Дядя Джак покачал головой.
– Нет, дитя мое, сказал он, мне должно ехать с отцом, в Лондон. Вы все, в этих делах, ничего не смыслите: я повидаюсь с книгопродавцами; я знаю, как с этими господами говорить. Нужно и литературные круги приготовить к появлению книги. Конечно с моей стороны это жертва. Журнал мой пострадает, это я знаю; но дружба и польза отечества для меня выше всего.
– Добрый Джак! сказала ласково матушка.
– Я этого не потерплю, сказал отец. Здесь вы имеете хороший доход вы полезны себе, а что касается до книгопродавцев, то когда сочинение совсем будет готово, вы можете приехать в город на неделю и уладить дело.
– Бедный Остин! сказал дядя Джак, с чувством превосходства и сострадания – неделя! Сэр! успех книги требует целых месяцев приготовления. Я не гений, я человек практический) я знаю, что нужно. Оставьте мена в покое. – Но отец продолжал упрямиться, и дядя наконец замолчал. Путешествие в Лондон за славой было решено, но отец не хотел и слышать, чтоб я остался.
– Нет, Пизистрату тоже надо ехать в Лондон посмотреть на свет; утка как-нибудь уж тут сама…
Глава IV.
Мы послали с вечера занять необходимое число мест – всего четыре (в том числе место для миссис Примминс) в публичной карете, под фирмою Солнца, которая была заведена издавна для удобства окрестности населения.
Это светило, восходившее в небольшом городке, милях в семи от нас, сперва описывало несколько неопределенную орбиту между окрестными деревнями, потом уже выходило на большую дорогу освещения, по которой и продолжало путь в виду смертных, с величественной быстротой шести с половиною миль в час.
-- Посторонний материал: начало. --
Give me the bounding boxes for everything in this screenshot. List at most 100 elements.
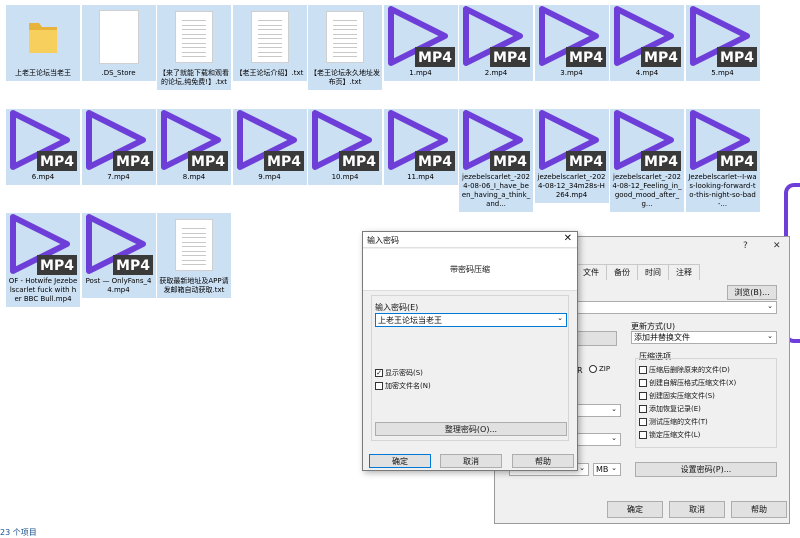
file-name: jezebelscarlet_-2024-08-12_34m28s-H264.m… <box>537 173 606 199</box>
compression-method-select[interactable]: ⌄ <box>573 404 621 417</box>
file-item[interactable]: MP4 9.mp4 <box>232 109 307 185</box>
chevron-down-icon: ⌄ <box>579 464 585 472</box>
file-item[interactable]: MP4 jezebelscarlet_-2024-08-06_I_have_bee… <box>459 109 533 212</box>
mp4-badge: MP4 <box>493 154 527 170</box>
option-checkbox[interactable]: 测试压缩的文件(T) <box>639 417 708 427</box>
file-item[interactable]: 【来了就能下载和观看的论坛,纯免费!】.txt <box>157 5 231 90</box>
mp4-play-icon: MP4 <box>689 110 757 171</box>
password-value: 上老王论坛当老王 <box>378 315 442 325</box>
text-line <box>182 42 206 44</box>
mp4-play-icon: MP4 <box>312 110 379 171</box>
file-item[interactable]: MP4 3.mp4 <box>534 5 609 81</box>
option-checkbox[interactable]: 添加恢复记录(E) <box>639 404 701 414</box>
archive-name-select[interactable]: ⌄ <box>573 301 777 314</box>
mp4-play-icon: MP4 <box>689 6 757 67</box>
mp4-play-icon: MP4 <box>10 214 77 275</box>
archive-help-button[interactable]: 帮助 <box>731 501 787 518</box>
dictionary-size-select[interactable]: ⌄ <box>573 433 621 446</box>
browse-button[interactable]: 浏览(B)... <box>727 285 777 300</box>
option-checkbox[interactable]: 创建自解压格式压缩文件(X) <box>639 378 736 388</box>
file-item[interactable]: MP4 2.mp4 <box>459 5 533 81</box>
file-name: 9.mp4 <box>258 173 281 181</box>
mp4-file-icon: MP4 <box>82 213 156 277</box>
text-line <box>257 56 282 57</box>
close-icon[interactable]: ✕ <box>773 241 781 251</box>
mp4-play-icon: MP4 <box>85 214 153 275</box>
mp4-play-icon: MP4 <box>538 6 606 67</box>
file-name: 4.mp4 <box>635 69 659 77</box>
file-item[interactable]: MP4 6.mp4 <box>6 109 80 185</box>
mp4-play-icon: MP4 <box>614 6 681 67</box>
profile-button[interactable] <box>573 331 617 346</box>
file-item[interactable]: MP4 5.mp4 <box>685 5 760 81</box>
text-line <box>333 42 357 44</box>
tab-files[interactable]: 文件 <box>575 264 607 280</box>
text-line <box>257 42 282 44</box>
text-line <box>333 38 357 39</box>
encrypt-names-label: 加密文件名(N) <box>385 382 431 390</box>
option-checkbox[interactable]: 锁定压缩文件(L) <box>639 430 700 440</box>
text-line <box>257 20 282 21</box>
close-icon[interactable]: ✕ <box>564 233 572 244</box>
file-item[interactable]: 获取最新地址及APP请发邮箱自动获取.txt <box>157 213 231 298</box>
status-bar: 23 个项目 <box>0 527 37 538</box>
file-item[interactable]: MP4 8.mp4 <box>157 109 231 185</box>
text-line <box>257 24 282 26</box>
mp4-badge: MP4 <box>342 154 376 170</box>
option-checkbox[interactable]: 创建固实压缩文件(S) <box>639 391 715 401</box>
text-line <box>333 20 357 21</box>
chevron-down-icon: ⌄ <box>767 302 773 310</box>
file-item[interactable]: MP4 11.mp4 <box>383 109 458 185</box>
archive-tabs: 文件 备份 时间 注释 <box>575 264 700 280</box>
file-item[interactable]: MP4 7.mp4 <box>81 109 156 185</box>
text-line <box>182 29 206 30</box>
file-item[interactable]: MP4 1.mp4 <box>383 5 458 81</box>
archive-ok-button[interactable]: 确定 <box>607 501 663 518</box>
encrypt-names-checkbox[interactable]: 加密文件名(N) <box>375 381 431 391</box>
file-item[interactable]: 【老王论坛永久地址发布页】.txt <box>308 5 382 90</box>
password-input[interactable]: 上老王论坛当老王 ⌄ <box>375 313 567 327</box>
password-ok-button[interactable]: 确定 <box>369 454 431 468</box>
file-name: OF - Hotwife Jezebelscarlet fuck with he… <box>8 277 78 303</box>
organize-passwords-button[interactable]: 整理密码(O)... <box>375 422 567 436</box>
text-line <box>333 51 357 53</box>
blank-page <box>98 10 139 64</box>
file-item[interactable]: .DS_Store <box>81 5 156 81</box>
file-item[interactable]: MP4 4.mp4 <box>610 5 684 81</box>
tab-backup[interactable]: 备份 <box>606 264 638 280</box>
archive-cancel-button[interactable]: 取消 <box>669 501 725 518</box>
tab-time[interactable]: 时间 <box>637 264 669 280</box>
file-item[interactable]: MP4 jezebelscarlet_-2024-08-12_34m28s-H26… <box>534 109 609 203</box>
help-icon[interactable]: ? <box>743 241 748 251</box>
file-item[interactable]: MP4 jezebelscarlet_-2024-08-12_Feeling_in… <box>610 109 684 212</box>
file-item[interactable]: 【老王论坛介绍】.txt <box>232 5 307 81</box>
password-cancel-button[interactable]: 取消 <box>440 454 502 468</box>
mp4-play-icon: MP4 <box>463 110 530 171</box>
option-checkbox[interactable]: 压缩后删除原来的文件(D) <box>639 365 730 375</box>
text-line <box>182 264 206 265</box>
show-password-checkbox[interactable]: ✓ 显示密码(S) <box>375 368 423 378</box>
password-help-button[interactable]: 帮助 <box>512 454 574 468</box>
size-unit-select[interactable]: MB ⌄ <box>593 463 621 476</box>
option-label: 测试压缩的文件(T) <box>649 418 708 426</box>
mp4-badge: MP4 <box>116 154 150 170</box>
option-label: 创建固实压缩文件(S) <box>649 392 715 400</box>
text-line <box>182 250 206 252</box>
tab-comment[interactable]: 注释 <box>668 264 700 280</box>
file-item[interactable]: 上老王论坛当老王 <box>6 5 80 81</box>
password-dialog: 输入密码 ✕ 带密码压缩 输入密码(E) 上老王论坛当老王 ⌄ ✓ 显示密码(S… <box>362 231 578 471</box>
set-password-button[interactable]: 设置密码(P)... <box>635 462 777 477</box>
update-mode-select[interactable]: 添加并替换文件 ⌄ <box>631 331 777 344</box>
mp4-badge: MP4 <box>40 258 74 274</box>
file-item[interactable]: MP4 OF - Hotwife Jezebelscarlet fuck with… <box>6 213 80 307</box>
option-label: 压缩后删除原来的文件(D) <box>649 366 730 374</box>
file-item[interactable]: MP4 Jezebelscarlet--I-was-looking-forward… <box>685 109 760 212</box>
format-zip-radio[interactable]: ZIP <box>589 365 610 373</box>
file-item[interactable]: MP4 Post — OnlyFans_44.mp4 <box>81 213 156 298</box>
file-item[interactable]: MP4 10.mp4 <box>308 109 382 185</box>
mp4-badge: MP4 <box>720 154 754 170</box>
mp4-play-icon: MP4 <box>463 6 530 67</box>
mp4-play-icon: MP4 <box>85 110 153 171</box>
chevron-down-icon: ⌄ <box>557 314 563 322</box>
password-label: 输入密码(E) <box>375 303 419 312</box>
Отец мой с карманами, набитыми книгами и с in guarto Джебена «о первобытном мире» (для легкого чтения) под мышкой, мать с небольшой корзинкой, наполненной сандвичами и бисквитами собственного печения; миссис Примминс, с новым зонтиком, купленным для этого случая, – клеткой, в которой сидела канарейка, – её любимица не столько за голос, сколько за почтенные лета, и с трубочкой, которою она успешно ее кормила, и я: все мы ждали у ворот, готовясь приветствовать небесного гостя. Садовник, с тележкой набитой ящиками и чемоданами, стоял не много поодаль; а человек, который должен был приехать, лишь только мы найдем квартиру, взобрался на пригорок, с тем, чтобы высмотреть восход ожидаемого солнца и известить нас о его появлении, посредством условленного знака носовым платком, привязанным на палке.
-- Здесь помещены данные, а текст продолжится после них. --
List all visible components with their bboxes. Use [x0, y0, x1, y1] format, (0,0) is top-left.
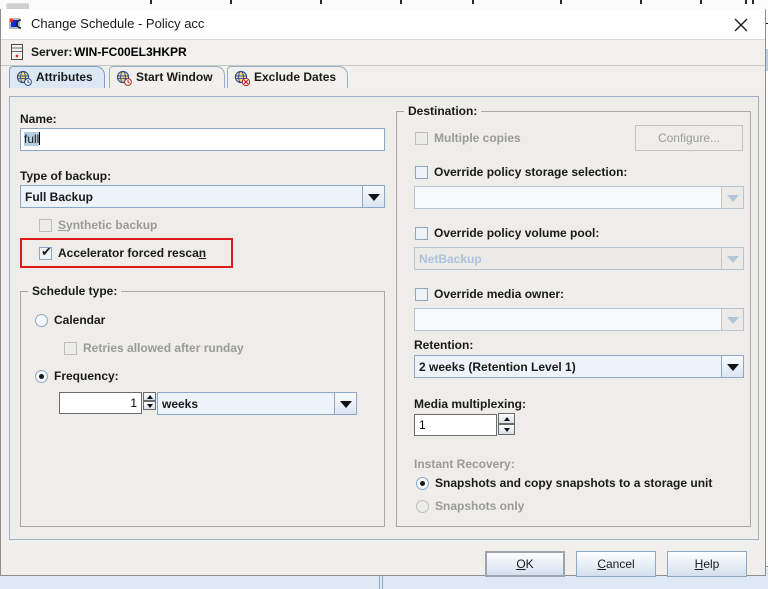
dialog-title: Change Schedule - Policy acc: [31, 16, 205, 31]
frequency-unit-value: weeks: [162, 397, 199, 411]
tab-strip: Attributes Start Window Exclude Dates: [1, 66, 765, 88]
cancel-button[interactable]: Cancel: [576, 551, 656, 577]
media-multiplexing-spinner[interactable]: [498, 413, 515, 435]
close-icon[interactable]: [725, 13, 757, 35]
type-of-backup-value: Full Backup: [25, 190, 94, 204]
frequency-label: Frequency:: [54, 369, 119, 383]
instant-recovery-label: Instant Recovery:: [414, 457, 515, 471]
server-icon: [11, 44, 23, 60]
media-multiplexing-value: 1: [419, 418, 426, 432]
chevron-down-icon[interactable]: [334, 393, 356, 414]
synthetic-backup-label: Synthetic backup: [58, 218, 158, 232]
retention-label: Retention:: [414, 338, 474, 352]
tab-attributes-label: Attributes: [36, 70, 93, 84]
accelerator-forced-rescan-checkbox[interactable]: ✔: [39, 246, 52, 260]
frequency-input[interactable]: 1: [59, 392, 142, 414]
clock-start-icon: [116, 70, 132, 86]
name-input[interactable]: full: [20, 128, 385, 151]
multiple-copies-checkbox: [415, 132, 428, 145]
media-multiplexing-label: Media multiplexing:: [414, 397, 527, 411]
schedule-type-group-title: Schedule type:: [28, 284, 122, 298]
override-policy-storage-combo: [414, 186, 744, 209]
calendar-radio[interactable]: [35, 314, 48, 327]
tab-start-window[interactable]: Start Window: [109, 66, 225, 88]
server-bar: Server: WIN-FC00EL3HKPR: [1, 40, 765, 66]
clock-exclude-icon: [234, 70, 251, 87]
retries-allowed-label: Retries allowed after runday: [83, 341, 244, 355]
name-input-value: full: [24, 132, 40, 146]
dialog-button-bar: OK Cancel Help: [1, 540, 765, 577]
override-policy-storage-checkbox[interactable]: [415, 166, 428, 179]
media-multiplexing-spinner-down[interactable]: [498, 424, 515, 435]
schedule-type-group: Schedule type: Calendar Retries allowed …: [20, 284, 385, 527]
frequency-radio[interactable]: [35, 370, 48, 383]
dialog-titlebar: Change Schedule - Policy acc: [1, 9, 765, 40]
calendar-label: Calendar: [54, 313, 106, 327]
configure-button: Configure...: [635, 125, 743, 151]
clock-globe-icon: [16, 70, 32, 86]
destination-group-title: Destination:: [404, 104, 482, 118]
chevron-down-icon[interactable]: [721, 356, 743, 377]
change-schedule-dialog: Change Schedule - Policy acc Server: WIN…: [0, 9, 766, 577]
media-multiplexing-spinner-up[interactable]: [498, 413, 515, 424]
chevron-down-icon[interactable]: [362, 186, 384, 207]
server-name: WIN-FC00EL3HKPR: [74, 45, 187, 59]
accelerator-forced-rescan-label: Accelerator forced rescan: [58, 246, 207, 260]
ok-button[interactable]: OK: [485, 551, 565, 577]
snapshots-only-radio: [416, 500, 429, 513]
media-multiplexing-input[interactable]: 1: [414, 414, 497, 436]
application-icon: [9, 17, 24, 32]
retention-combo[interactable]: 2 weeks (Retention Level 1): [414, 355, 744, 378]
retries-allowed-checkbox: [64, 342, 77, 355]
tab-attributes[interactable]: Attributes: [9, 66, 105, 88]
type-of-backup-combo[interactable]: Full Backup: [20, 185, 385, 208]
frequency-spinner-up[interactable]: [143, 392, 156, 401]
override-policy-volume-value: NetBackup: [419, 252, 482, 266]
synthetic-backup-rest: ynthetic backup: [66, 218, 158, 232]
override-media-owner-combo: [414, 308, 744, 331]
synthetic-backup-checkbox: [39, 219, 52, 232]
override-media-owner-label: Override media owner:: [434, 287, 565, 301]
frequency-value: 1: [130, 396, 137, 410]
name-label: Name:: [20, 112, 57, 126]
retention-value: 2 weeks (Retention Level 1): [419, 360, 576, 374]
frequency-spinner-down[interactable]: [143, 401, 156, 410]
tab-start-window-label: Start Window: [136, 70, 213, 84]
multiple-copies-label: Multiple copies: [434, 131, 521, 145]
chevron-down-icon: [721, 248, 743, 269]
override-policy-volume-checkbox[interactable]: [415, 227, 428, 240]
frequency-unit-combo[interactable]: weeks: [157, 392, 357, 415]
override-media-owner-checkbox[interactable]: [415, 288, 428, 301]
snapshots-and-copy-radio[interactable]: [416, 477, 429, 490]
snapshots-only-label: Snapshots only: [435, 499, 525, 513]
destination-group: Destination: Multiple copies Configure..…: [396, 104, 751, 527]
snapshots-and-copy-label: Snapshots and copy snapshots to a storag…: [435, 476, 713, 490]
chevron-down-icon: [721, 309, 743, 330]
chevron-down-icon: [721, 187, 743, 208]
frequency-spinner[interactable]: [143, 392, 156, 410]
type-of-backup-label: Type of backup:: [20, 169, 112, 183]
server-label: Server:: [31, 45, 73, 59]
attributes-panel: Name: full Type of backup: Full Backup S…: [9, 96, 759, 540]
override-policy-volume-label: Override policy volume pool:: [434, 226, 600, 240]
override-policy-storage-label: Override policy storage selection:: [434, 165, 628, 179]
help-button[interactable]: Help: [667, 551, 747, 577]
tab-exclude-dates[interactable]: Exclude Dates: [227, 66, 349, 88]
tab-exclude-dates-label: Exclude Dates: [254, 70, 337, 84]
override-policy-volume-combo: NetBackup: [414, 247, 744, 270]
Старый дом наш печально глядел на нас во все свои опустевшие окна. У порога и в открытых сенях валялись остатки соломы и сена, употребленных на укладку, корзинки и ящики, осмотренные и потом оставленные за негодностью; другие, перевязанные и сложенные в кучу, которые должен был доставить человек; две служанки, которым было отказано и которые стояли на половине дороги между домом и калиткой сада, перешептываясь и усталые, как будто бы не спали они несколько недель сряду: – все давало этому зрелищу, обыкновенно спокойному и стройному, вид какого-то грустного одиночества и запустения. Как будто наш домашний гений упрекал нас в измене. Я чувствовал, что предзнаменования были не в нашу пользу, и со вздохом отвернулся от мест, которые покидал, потому что к нам уже подвигалась карета, во всем своем величии. Какой-то человек, чрезвычайно важной наружности, не смотря на жар, закутанный в теплую шинель и любивший, чтоб его называли «смотрителем,» сошел с рыжей, золотистой лошади, и учтиво объяснил нам, что осталось всего только три места, два внутри и одно снаружи, которыми мы вольны располагать; остальные были заняты еще недели за две до того, когда были получены наши требования.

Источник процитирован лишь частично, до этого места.